Makmur mengemukakan, warga negara Indonesia (WNI) khususnya yang berada perbatasan kedua negara di Kabupaten Nunukan Kalimantan Utara sebagian besar kebutuhan sehari-harinya masih mengandalkan suplai bahan makanan dan lain-lain produk Malaysia.

Namun, lanjut dia, apabila melebihi ketentuan batas maksimal nilai belanja setiap hari tetap akan dikenakan cukai kecuali untuk konsumsi pribadi.

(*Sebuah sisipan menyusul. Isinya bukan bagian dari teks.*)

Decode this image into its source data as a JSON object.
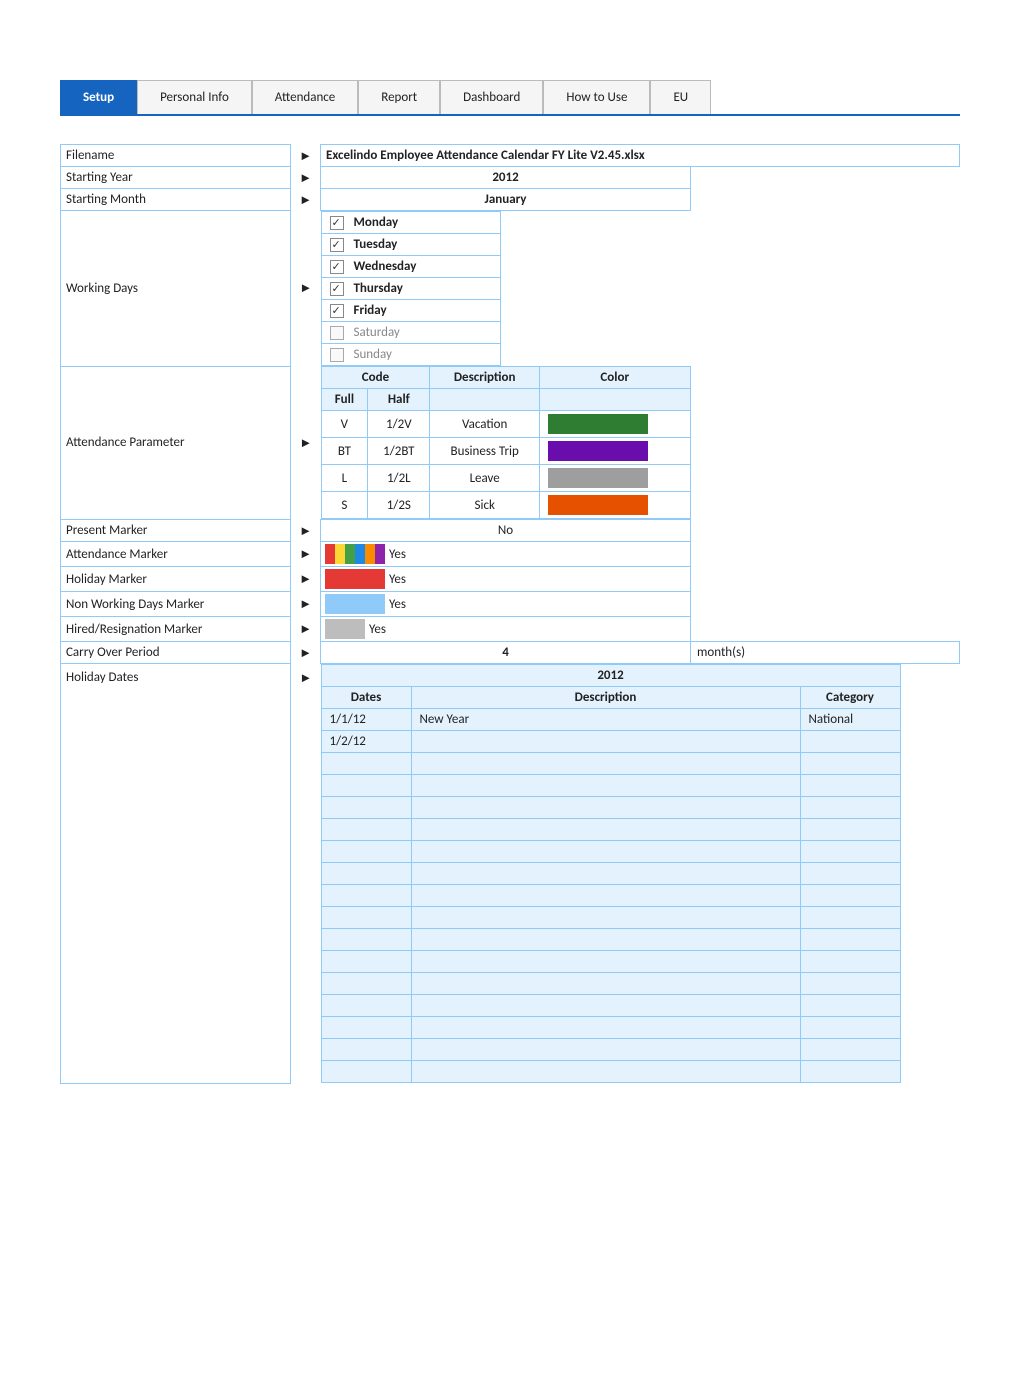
{
  "tabs": [
    {
      "label": "Setup",
      "active": true
    },
    {
      "label": "Personal Info",
      "active": false
    },
    {
      "label": "Attendance",
      "active": false
    },
    {
      "label": "Report",
      "active": false
    },
    {
      "label": "Dashboard",
      "active": false
    },
    {
      "label": "How to Use",
      "active": false
    },
    {
      "label": "EU",
      "active": false
    }
  ],
  "rows": {
    "filename_label": "Filename",
    "filename_value": "Excelindo Employee Attendance Calendar FY Lite V2.45.xlsx",
    "starting_year_label": "Starting Year",
    "starting_year_value": "2012",
    "starting_month_label": "Starting Month",
    "starting_month_value": "January",
    "working_days_label": "Working Days",
    "working_days": [
      {
        "day": "Monday",
        "checked": true
      },
      {
        "day": "Tuesday",
        "checked": true
      },
      {
        "day": "Wednesday",
        "checked": true
      },
      {
        "day": "Thursday",
        "checked": true
      },
      {
        "day": "Friday",
        "checked": true
      },
      {
        "day": "Saturday",
        "checked": false
      },
      {
        "day": "Sunday",
        "checked": false
      }
    ],
    "att_param_label": "Attendance Parameter",
    "att_param_header_code": "Code",
    "att_param_header_full": "Full",
    "att_param_header_half": "Half",
    "att_param_header_desc": "Description",
    "att_param_header_color": "Color",
    "att_params": [
      {
        "full": "V",
        "half": "1/2V",
        "desc": "Vacation",
        "color": "green"
      },
      {
        "full": "BT",
        "half": "1/2BT",
        "desc": "Business Trip",
        "color": "purple"
      },
      {
        "full": "L",
        "half": "1/2L",
        "desc": "Leave",
        "color": "gray"
      },
      {
        "full": "S",
        "half": "1/2S",
        "desc": "Sick",
        "color": "orange"
      }
    ],
    "present_marker_label": "Present Marker",
    "present_marker_value": "No",
    "attendance_marker_label": "Attendance Marker",
    "attendance_marker_value": "Yes",
    "holiday_marker_label": "Holiday Marker",
    "holiday_marker_value": "Yes",
    "nonworking_marker_label": "Non Working Days Marker",
    "nonworking_marker_value": "Yes",
    "hired_marker_label": "Hired/Resignation Marker",
    "hired_marker_value": "Yes",
    "carry_over_label": "Carry Over Period",
    "carry_over_num": "4",
    "carry_over_unit": "month(s)",
    "holiday_dates_label": "Holiday Dates",
    "holiday_year": "2012",
    "holiday_header_dates": "Dates",
    "holiday_header_desc": "Description",
    "holiday_header_cat": "Category",
    "holiday_rows": [
      {
        "date": "1/1/12",
        "desc": "New Year",
        "cat": "National"
      },
      {
        "date": "1/2/12",
        "desc": "",
        "cat": ""
      },
      {
        "date": "",
        "desc": "",
        "cat": ""
      },
      {
        "date": "",
        "desc": "",
        "cat": ""
      },
      {
        "date": "",
        "desc": "",
        "cat": ""
      },
      {
        "date": "",
        "desc": "",
        "cat": ""
      },
      {
        "date": "",
        "desc": "",
        "cat": ""
      },
      {
        "date": "",
        "desc": "",
        "cat": ""
      },
      {
        "date": "",
        "desc": "",
        "cat": ""
      },
      {
        "date": "",
        "desc": "",
        "cat": ""
      },
      {
        "date": "",
        "desc": "",
        "cat": ""
      },
      {
        "date": "",
        "desc": "",
        "cat": ""
      },
      {
        "date": "",
        "desc": "",
        "cat": ""
      },
      {
        "date": "",
        "desc": "",
        "cat": ""
      },
      {
        "date": "",
        "desc": "",
        "cat": ""
      },
      {
        "date": "",
        "desc": "",
        "cat": ""
      },
      {
        "date": "",
        "desc": "",
        "cat": ""
      }
    ]
  }
}
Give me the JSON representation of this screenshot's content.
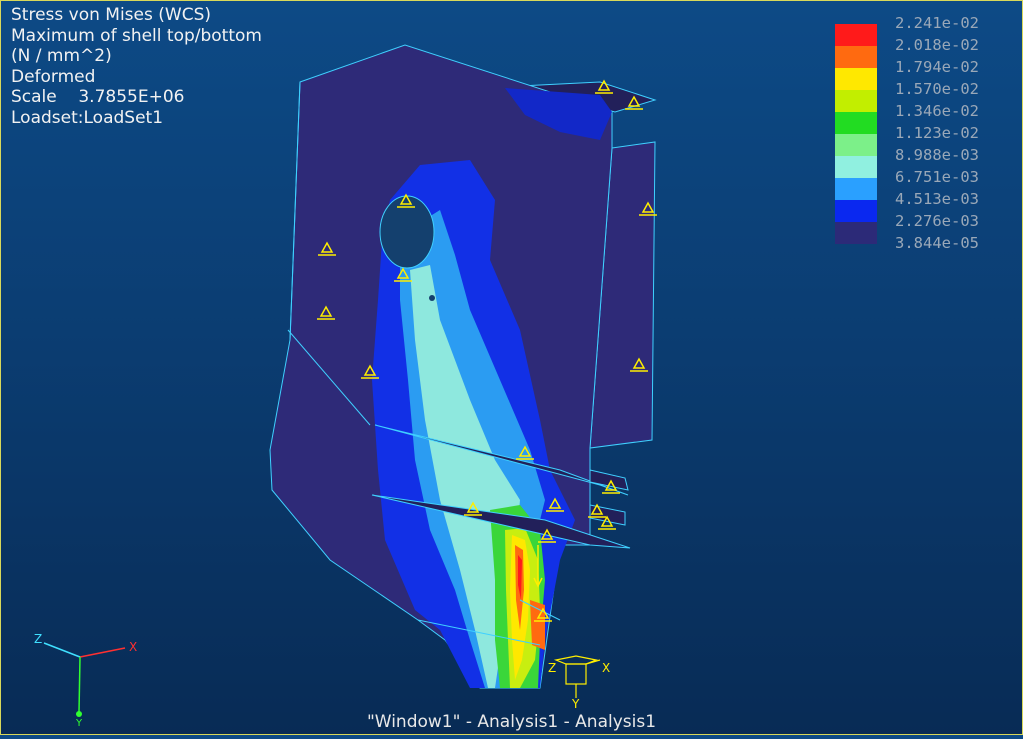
{
  "header": {
    "lines": [
      "Stress von Mises (WCS)",
      "Maximum of shell top/bottom",
      "(N / mm^2)",
      "Deformed",
      "Scale    3.7855E+06",
      "Loadset:LoadSet1"
    ]
  },
  "legend": {
    "values": [
      "2.241e-02",
      "2.018e-02",
      "1.794e-02",
      "1.570e-02",
      "1.346e-02",
      "1.123e-02",
      "8.988e-03",
      "6.751e-03",
      "4.513e-03",
      "2.276e-03",
      "3.844e-05"
    ],
    "colors": [
      "#ff1a1a",
      "#ff6a10",
      "#ffe800",
      "#c2ee00",
      "#22dc22",
      "#7cf089",
      "#90f0e0",
      "#2aa0ff",
      "#0a28f0",
      "#2c2a78"
    ]
  },
  "triad": {
    "x": "X",
    "y": "Y",
    "z": "Z"
  },
  "csys": {
    "x": "X",
    "y": "Y",
    "z": "Z"
  },
  "footer": {
    "text": "\"Window1\" - Analysis1 - Analysis1"
  }
}
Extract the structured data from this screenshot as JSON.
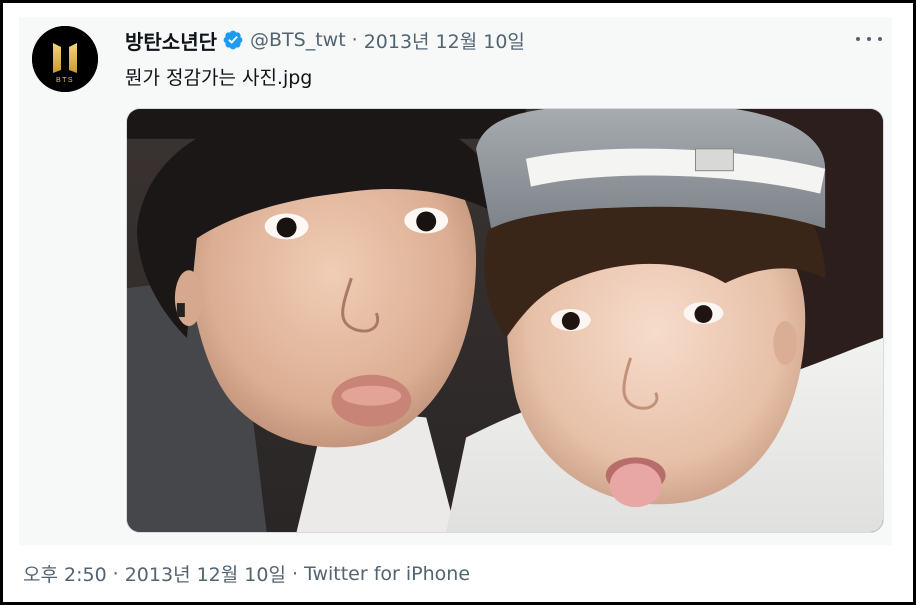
{
  "tweet": {
    "display_name": "방탄소년단",
    "verified_icon": "verified-badge-icon",
    "handle": "@BTS_twt",
    "separator": "·",
    "date": "2013년 12월 10일",
    "text": "뭔가 정감가는 사진.jpg",
    "avatar_logo_text": "BTS",
    "more_icon": "more-options-icon"
  },
  "meta": {
    "time": "오후 2:50",
    "separator": "·",
    "date": "2013년 12월 10일",
    "source": "Twitter for iPhone"
  },
  "colors": {
    "verified_blue": "#1d9bf0",
    "secondary_text": "#536471",
    "primary_text": "#0f1419",
    "logo_gold": "#e9c45a"
  }
}
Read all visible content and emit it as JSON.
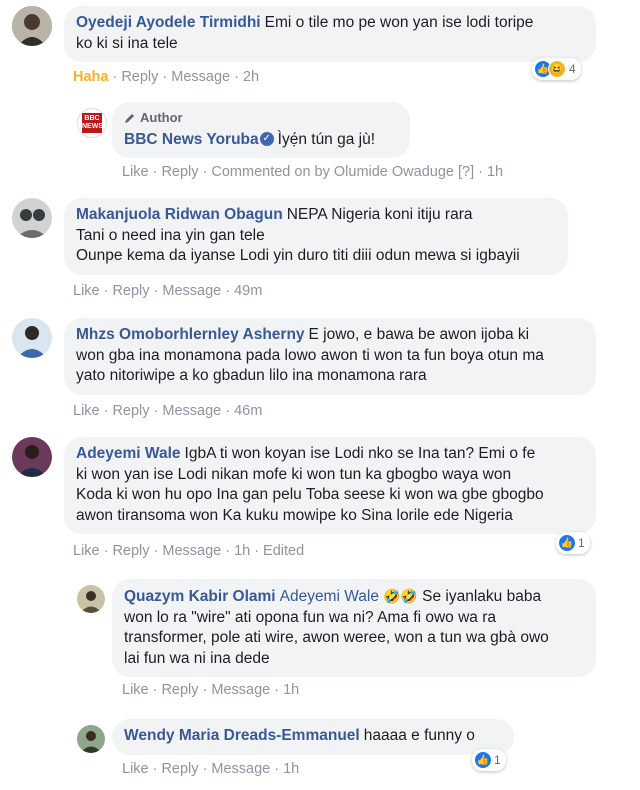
{
  "comments": [
    {
      "name": "Oyedeji Ayodele Tirmidhi",
      "lines": [
        "Emi o tile mo pe won yan ise lodi toripe",
        "ko ki si ina tele"
      ],
      "actions": [
        "Haha",
        "Reply",
        "Message",
        "2h"
      ],
      "reactions": {
        "count": "4",
        "types": [
          "like-icon",
          "haha-icon"
        ]
      }
    },
    {
      "author_tag": "Author",
      "name": "BBC News Yoruba",
      "lines": [
        "Ìyẹ́n tún ga jù!"
      ],
      "actions": [
        "Like",
        "Reply",
        "Commented on by Olumide Owaduge [?]",
        "1h"
      ],
      "avatar_text": "BBC NEWS"
    },
    {
      "name": "Makanjuola Ridwan Obagun",
      "lines": [
        "NEPA Nigeria koni itiju rara",
        "Tani o need ina yin gan tele",
        "Ounpe kema da iyanse Lodi yin duro titi diii odun mewa si igbayii"
      ],
      "actions": [
        "Like",
        "Reply",
        "Message",
        "49m"
      ]
    },
    {
      "name": "Mhzs Omoborhlernley Asherny",
      "lines": [
        "E jowo, e bawa be awon ijoba ki",
        "won gba ina monamona pada lowo awon ti won ta fun boya otun ma",
        "yato nitoriwipe a ko gbadun lilo ina monamona rara"
      ],
      "actions": [
        "Like",
        "Reply",
        "Message",
        "46m"
      ]
    },
    {
      "name": "Adeyemi Wale",
      "lines": [
        "IgbA ti won koyan ise Lodi nko se Ina tan? Emi o fe",
        "ki won yan ise Lodi nikan mofe ki won tun ka gbogbo waya won",
        "Koda ki won hu opo Ina gan pelu Toba seese ki won wa gbe gbogbo",
        "awon tiransoma won Ka kuku mowipe ko Sina lorile ede Nigeria"
      ],
      "actions": [
        "Like",
        "Reply",
        "Message",
        "1h",
        "Edited"
      ],
      "reactions": {
        "count": "1",
        "types": [
          "like-icon"
        ]
      }
    },
    {
      "name": "Quazym Kabir Olami",
      "mention": "Adeyemi Wale",
      "emojis": "🤣🤣",
      "lines": [
        "Se iyanlaku baba",
        "won lo ra \"wire\" ati opona fun wa ni? Ama fi owo wa ra",
        "transformer, pole ati wire, awon weree, won a tun wa gbà owo",
        "lai fun wa ni ina dede"
      ],
      "actions": [
        "Like",
        "Reply",
        "Message",
        "1h"
      ]
    },
    {
      "name": "Wendy Maria Dreads-Emmanuel",
      "lines": [
        "haaaa e funny o"
      ],
      "actions": [
        "Like",
        "Reply",
        "Message",
        "1h"
      ],
      "reactions": {
        "count": "1",
        "types": [
          "like-icon"
        ]
      }
    }
  ],
  "colors": {
    "name": "#385898",
    "bubble": "#f2f3f5",
    "meta": "#8d949e",
    "haha": "#f7b125",
    "like": "#1877f2",
    "bbc": "#bb1919"
  }
}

Sebab ketentuan maksimal 500 ringgit Malaysia itu hanya diberlakukan bagi WNI yang akan memperdagangkan barang-barang tersebut atau dikomersilkan, katanya.  

Beberapa produk barang produksi Malaysia yang dilarang dibawa keluar negara melebihi 500 ringgit Malaysia diantaranya gula pasir, beras dan tabung gas, ujar Makmur kepada Antara.

Oleh karena belum adanya arahan tersebut, sambung dia, maka pejabat kastom di Tawau seringkali menangkap barang-barang yang dimaksud ketika tenaga kerja Indonesia (TKI) akan pulang kampung.

"Kami sering menangkap gula pasir yang dibawa warga negara Indonesia apabila melebihi batas maksimal yang ditentukan pemerintah Malaysia yaitu lebih dari 500 ringgit Malaysia karena tidak dilaporkan," kata dia.

Makmur mengatakan, apabila membeli barang Malaysia melebihi daripada ketentuan itu maka harus melalui prosedur resmi yaitu mendapatkan permit dari Jabatan Kastom Diraja Malaysia di Tawau.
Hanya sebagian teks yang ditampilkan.